Neither sectarians, nor partisans ought to have a voice in this subject; because, carried away by enthusiasm for their respective causes and preconceived notions, neither the one nor the other, are in a condition to judge rationally of things contrary to their beliefs. Mr. T. —— promises proofs by means of the methods employed by science; as for us—we give them! And if we are obliged to support what we now assert or deny, by means of quotations from the books composing the sacred literature of the Brâhmanas and the Buddhists as well as the written evidence by witnesses who are recognized in India as authorities on the subject—we are quite ready to do so. Can Mr. T. —— “possessor of authentic documents,” do as much? If so, let him make haste! In the name of all our Oriental Occultists, as in the name of truth, we propose that he settle this dispute in the pages of the Bulletin. Does our antagonist maintain that the only true Theosophy, the divine science, is that which he believes he has discovered in a hieratic (unknown) code? We maintain that there is only one Theosophy—that of the Rishis, of the Magi and of the Buddhist Hierophants, and that we receive it from its very source.
Let him bring his proof, we will bring ours.
H. P. Blavatsky.
Corresponding Secretary of The Theosophical Society founded in New York; in the name of the Branch Society or group of Indian Occultists of that Society.
Madras, Adyar (Headquarters) May 23, 1883.
1. The Nyâya-Sûtras, which consist of five books, is an analytical work—the term Nyâya being opposed to that of Sâmkhya or “synthesis”—which gives its readers a correct method for discussing philosophical questions. Generally speaking, it is a combination of enthymemes and syllogisms—a system very inferior in its method to that of Aristotle. The style of the work is heavy and somewhat obscure and it treats of metaphysics in only one of its books, and with doubtful success, at that. The ten treatises of the Vaiśeshika-Sûtras of Kanâda on the physical constitution of our earth, and the Kusumâñjali, on the existence of a superior God or of God, are included also.

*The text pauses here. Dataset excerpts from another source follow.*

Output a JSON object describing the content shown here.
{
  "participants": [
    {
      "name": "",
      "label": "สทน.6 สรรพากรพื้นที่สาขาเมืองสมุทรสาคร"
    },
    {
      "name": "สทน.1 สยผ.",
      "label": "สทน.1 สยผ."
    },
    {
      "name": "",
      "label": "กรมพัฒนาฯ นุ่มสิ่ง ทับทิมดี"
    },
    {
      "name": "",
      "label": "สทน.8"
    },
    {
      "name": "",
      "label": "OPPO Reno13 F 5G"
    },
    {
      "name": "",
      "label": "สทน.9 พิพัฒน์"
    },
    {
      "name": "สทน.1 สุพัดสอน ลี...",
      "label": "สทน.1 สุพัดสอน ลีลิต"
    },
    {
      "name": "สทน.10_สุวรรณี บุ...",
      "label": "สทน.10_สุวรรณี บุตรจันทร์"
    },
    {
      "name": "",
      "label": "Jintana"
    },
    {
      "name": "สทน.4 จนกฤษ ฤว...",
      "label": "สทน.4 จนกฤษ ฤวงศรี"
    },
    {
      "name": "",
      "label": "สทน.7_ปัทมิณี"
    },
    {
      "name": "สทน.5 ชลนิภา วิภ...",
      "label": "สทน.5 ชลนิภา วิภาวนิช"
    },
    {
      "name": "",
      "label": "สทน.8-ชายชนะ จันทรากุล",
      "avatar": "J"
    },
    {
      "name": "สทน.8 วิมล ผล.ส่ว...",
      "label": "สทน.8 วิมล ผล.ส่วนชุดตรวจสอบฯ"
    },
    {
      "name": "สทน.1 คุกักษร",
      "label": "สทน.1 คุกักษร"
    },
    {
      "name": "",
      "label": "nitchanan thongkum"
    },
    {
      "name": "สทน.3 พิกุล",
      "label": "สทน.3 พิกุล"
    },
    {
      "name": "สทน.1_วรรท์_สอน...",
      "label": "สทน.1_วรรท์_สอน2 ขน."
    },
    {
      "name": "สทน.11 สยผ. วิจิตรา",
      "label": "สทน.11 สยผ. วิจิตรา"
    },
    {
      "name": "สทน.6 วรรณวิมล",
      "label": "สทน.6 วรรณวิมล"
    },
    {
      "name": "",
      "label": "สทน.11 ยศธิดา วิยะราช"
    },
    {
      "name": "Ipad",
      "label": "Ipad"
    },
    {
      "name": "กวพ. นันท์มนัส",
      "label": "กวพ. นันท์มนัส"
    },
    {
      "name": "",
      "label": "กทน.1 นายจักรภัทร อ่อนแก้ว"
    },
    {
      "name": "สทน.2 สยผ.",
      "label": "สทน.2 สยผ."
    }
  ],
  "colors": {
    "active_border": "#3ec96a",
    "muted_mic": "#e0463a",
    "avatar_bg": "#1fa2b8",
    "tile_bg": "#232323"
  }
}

2. According to our doctrine, the Universe is filled with septenary chains of worlds, each chain being composed of seven globes, ours being the 4th of its chain and being found exactly in the middle. It is after passing through all the races as well as all the sub-races and having reached the planetary Pralaya (dissolution) that we shall go to a planet of a superior world. There is ample time for that.
3. See The Theosophist, Vol. III, March, 1882, page 151, first column, a note by a chela, disciple, of the Initiates, “D.M.”, who says: “There can be no annihilation for the ‘Spiritual Ego—as an INDIVIDUALITY’—though often as a PERSONALITY.” (i.e. for the fifth Principle)
4. The Vanśâvali or genealogies of the Races—Sûrya and Chandra two distinct races into which the ancient Hindus were divided—the Brâhmanas and the Kshatriyas are generally traced to them—the first from Ikshvâku to Râma, and the second from the first Buddha to Krishna (see the Vanśâvali of the Râjput princes, the house of Oodeypore).Krishna belonged to the Lunar Race.
5. See the Laws of Manu (1, 64, 73) and the latest book of Monier-Williams, Indian Wisdom, pp. 188 and 229; Sir W. Jones, Colebrooke, etc.
6. A Śâstri is one who gives a life-long study to the Śâstras, the sacred books of the Brâhmanas, an enormous literature.
7. The Sâma-Veda is far inferior to the Rig and to the Yajur-Veda. The Rig treats of the Gods, the Yajur of religious rites, and the Sâma-Veda [of] Pitris (Spirits) and is consequently greatly discredited.